05/07/2026
❇️ Local Business Spotlight: America250-Enduring Success: Palagis Ice Cream
(Editor’s note: This is the seventh installment in a weekly series featuring Rhode Island’s oldest companies as the nation approaches the 250th anniversary of the Declaration of Independence. The other stories from this series can be found here.)
PAWTUCKET – Though Alejandro “Alex” Arteaga has helmed Palagis Ice Cream for nearly 30 years, he’s never quite thought of himself as a proprietor.
Instead, he sees himself more as a protector of the business, which celebrates its 130th anniversary this year.
“I never really felt like the owner,” Arteaga said. “I felt like this was my new job, to keep this thing going.”

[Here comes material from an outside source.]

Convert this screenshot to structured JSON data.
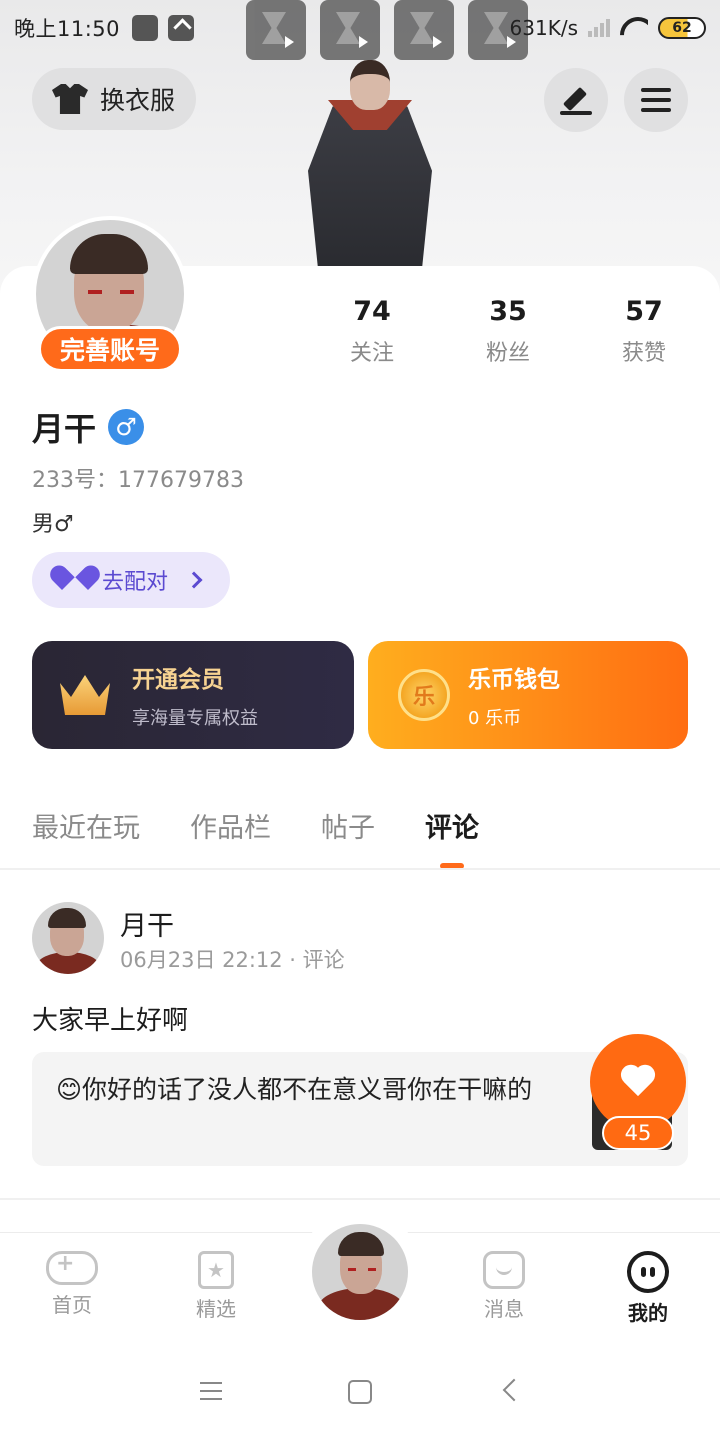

Arteaga has now led the company for nearly 30 years, having stepped into the role in 1988, when third-generation owner Donald Palagi retired. By then, Arteaga had worked for Palagis as an ice cream truck driver for the past decade.
Palagis Ice Cream was founded in 1896 by 21-year-old Pietro “Peter” Palagi, who immigrated to the U.S. from Italy that same year. Over the next 102 years, the company cycled through three generations of Palagi family ownership.

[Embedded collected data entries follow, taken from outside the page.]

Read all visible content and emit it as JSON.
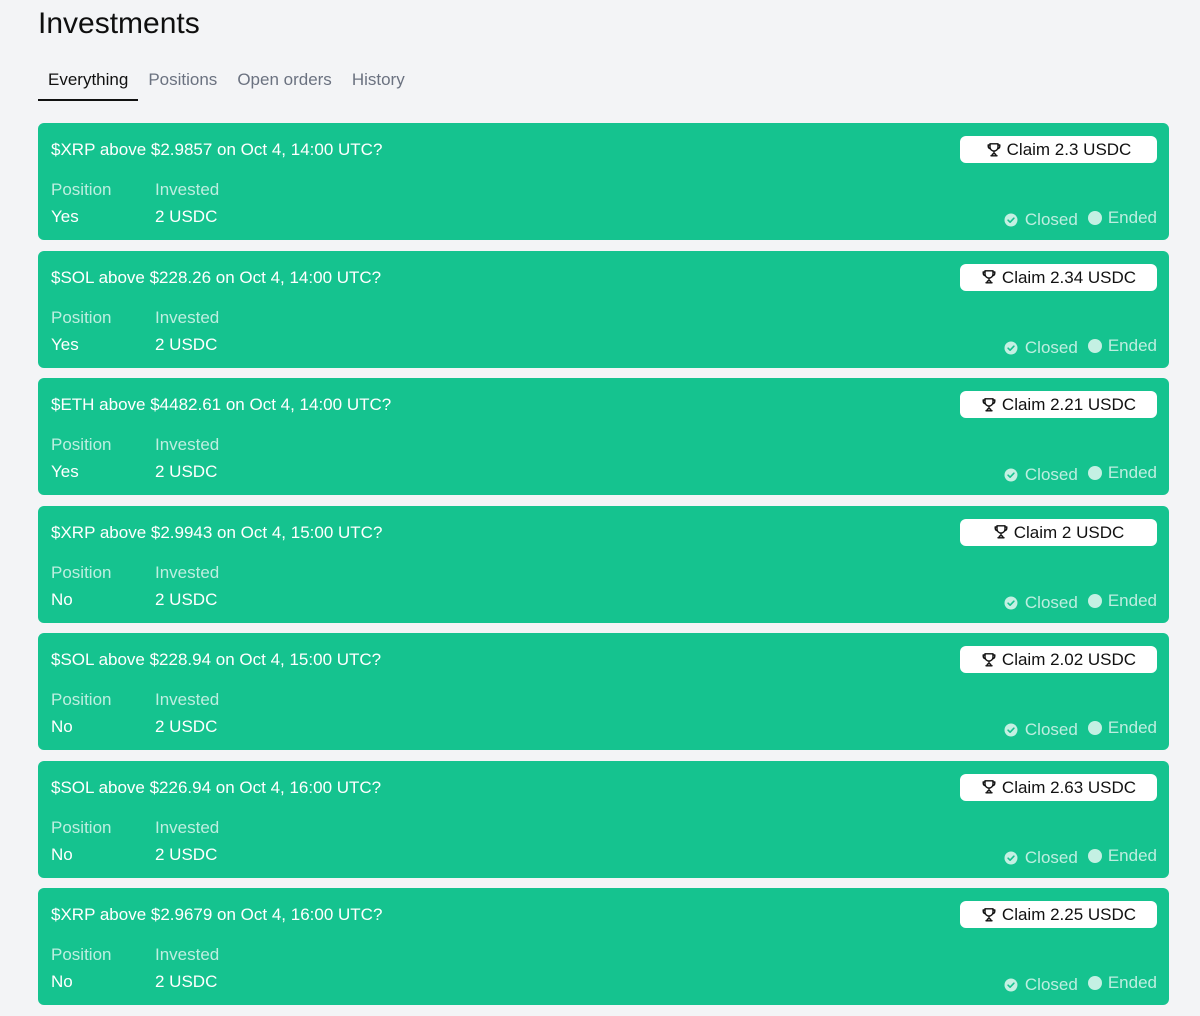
{
  "page": {
    "title": "Investments"
  },
  "tabs": [
    {
      "label": "Everything",
      "active": true
    },
    {
      "label": "Positions",
      "active": false
    },
    {
      "label": "Open orders",
      "active": false
    },
    {
      "label": "History",
      "active": false
    }
  ],
  "labels": {
    "position": "Position",
    "invested": "Invested",
    "closed": "Closed",
    "ended": "Ended"
  },
  "icons": {
    "claim": "trophy-icon",
    "closed": "check-circle-icon",
    "ended": "dot-icon"
  },
  "colors": {
    "card_background": "#15c38f",
    "page_background": "#f3f4f6",
    "button_background": "#ffffff"
  },
  "cards": [
    {
      "title": "$XRP above $2.9857 on Oct 4, 14:00 UTC?",
      "position": "Yes",
      "invested": "2 USDC",
      "claim": "Claim 2.3 USDC"
    },
    {
      "title": "$SOL above $228.26 on Oct 4, 14:00 UTC?",
      "position": "Yes",
      "invested": "2 USDC",
      "claim": "Claim 2.34 USDC"
    },
    {
      "title": "$ETH above $4482.61 on Oct 4, 14:00 UTC?",
      "position": "Yes",
      "invested": "2 USDC",
      "claim": "Claim 2.21 USDC"
    },
    {
      "title": "$XRP above $2.9943 on Oct 4, 15:00 UTC?",
      "position": "No",
      "invested": "2 USDC",
      "claim": "Claim 2 USDC"
    },
    {
      "title": "$SOL above $228.94 on Oct 4, 15:00 UTC?",
      "position": "No",
      "invested": "2 USDC",
      "claim": "Claim 2.02 USDC"
    },
    {
      "title": "$SOL above $226.94 on Oct 4, 16:00 UTC?",
      "position": "No",
      "invested": "2 USDC",
      "claim": "Claim 2.63 USDC"
    },
    {
      "title": "$XRP above $2.9679 on Oct 4, 16:00 UTC?",
      "position": "No",
      "invested": "2 USDC",
      "claim": "Claim 2.25 USDC"
    }
  ]
}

Though Arteaga isn’t directly related to the Palagi family, he says he feels deep ties to the business’ history. For one, like Palagis’ founder, Arteaga also immigrated to the U.S. at a young age, moving from Columbia to Cumberland in 1976. He was introduced to the company by his brother, who first got a job there and eventually married into the Palagi family.
Over the course of almost 40 years with the company, Arteaga has witnessed and led the business through numerous shifts. But while Palagis has adapted with the times, its core appeal hasn’t changed, Arteaga says.
“To put everyone in a good mood, all I have to do is mention the words, ‘ice cream,’” Arteaga said. “People’s reactions have stayed the same for probably 100 years-plus.”
That age-old magnetism was put to the test during the COVID-19 pandemic. Because the ice cream trucks serve customers outdoors, Palagis was among the first businesses that could operate nearly as usual during the earlier days of lockdown and social distancing.
Arteaga wasn’t sure what to expect when the company’s ice cream trucks first resumed their rounds.
But “when we finally got out … every street we went on, business was buzzing,” he recalled. Customers flocked to the trucks, which serve Hood and Gifford’s ice cream, as well as house-made frozen lemonade in a variety of flavors.
During the pandemic, Palagis also added an online request form to request the ice cream trucks at events, updating a service that previously required a phone call. That change also led to a bump in business, Arteaga said, with people booking the trucks for occasions such as parties, school functions, corporate events and fundraisers.
Road routes, meanwhile, continue to see plenty of interest: The business’ 21 ice cream trucks, licensed to operate in about 30 communities in Rhode Island and 10 in southeastern Massachusetts, serve around 5,000 customers per day.
Since 2020, Palagis has also operated retail sales out of the company headquarters at 55 Bacon St. in Pawtucket. The Palagi family purchased that property in July of 1966 — the same year and month that Arteaga was born. The coincidence is just one in a series of connections that he finds almost uncanny.
“It’s like everything was kind of lined up, and destiny led me here from the beginning,” Arteaga said. In 2025, Arteaga published a book, “Searching for Peter Palagi: America’s First Ice Cream Man and Father of the Ice Cream Truck,” detailing the business’ history and his own journey leading the business.
Now the company’s owner for nearly 30 years, Arteaga says he expects to retire from the business within the next three to five years. He hasn’t yet found a successor, but doesn’t take the task lightly.
“When you have kids, you can die in peace when you know your kids are going to be okay,” he said. “So my biggest goal is to find the right situation (for Palagis) to continue to survive, and to thrive.”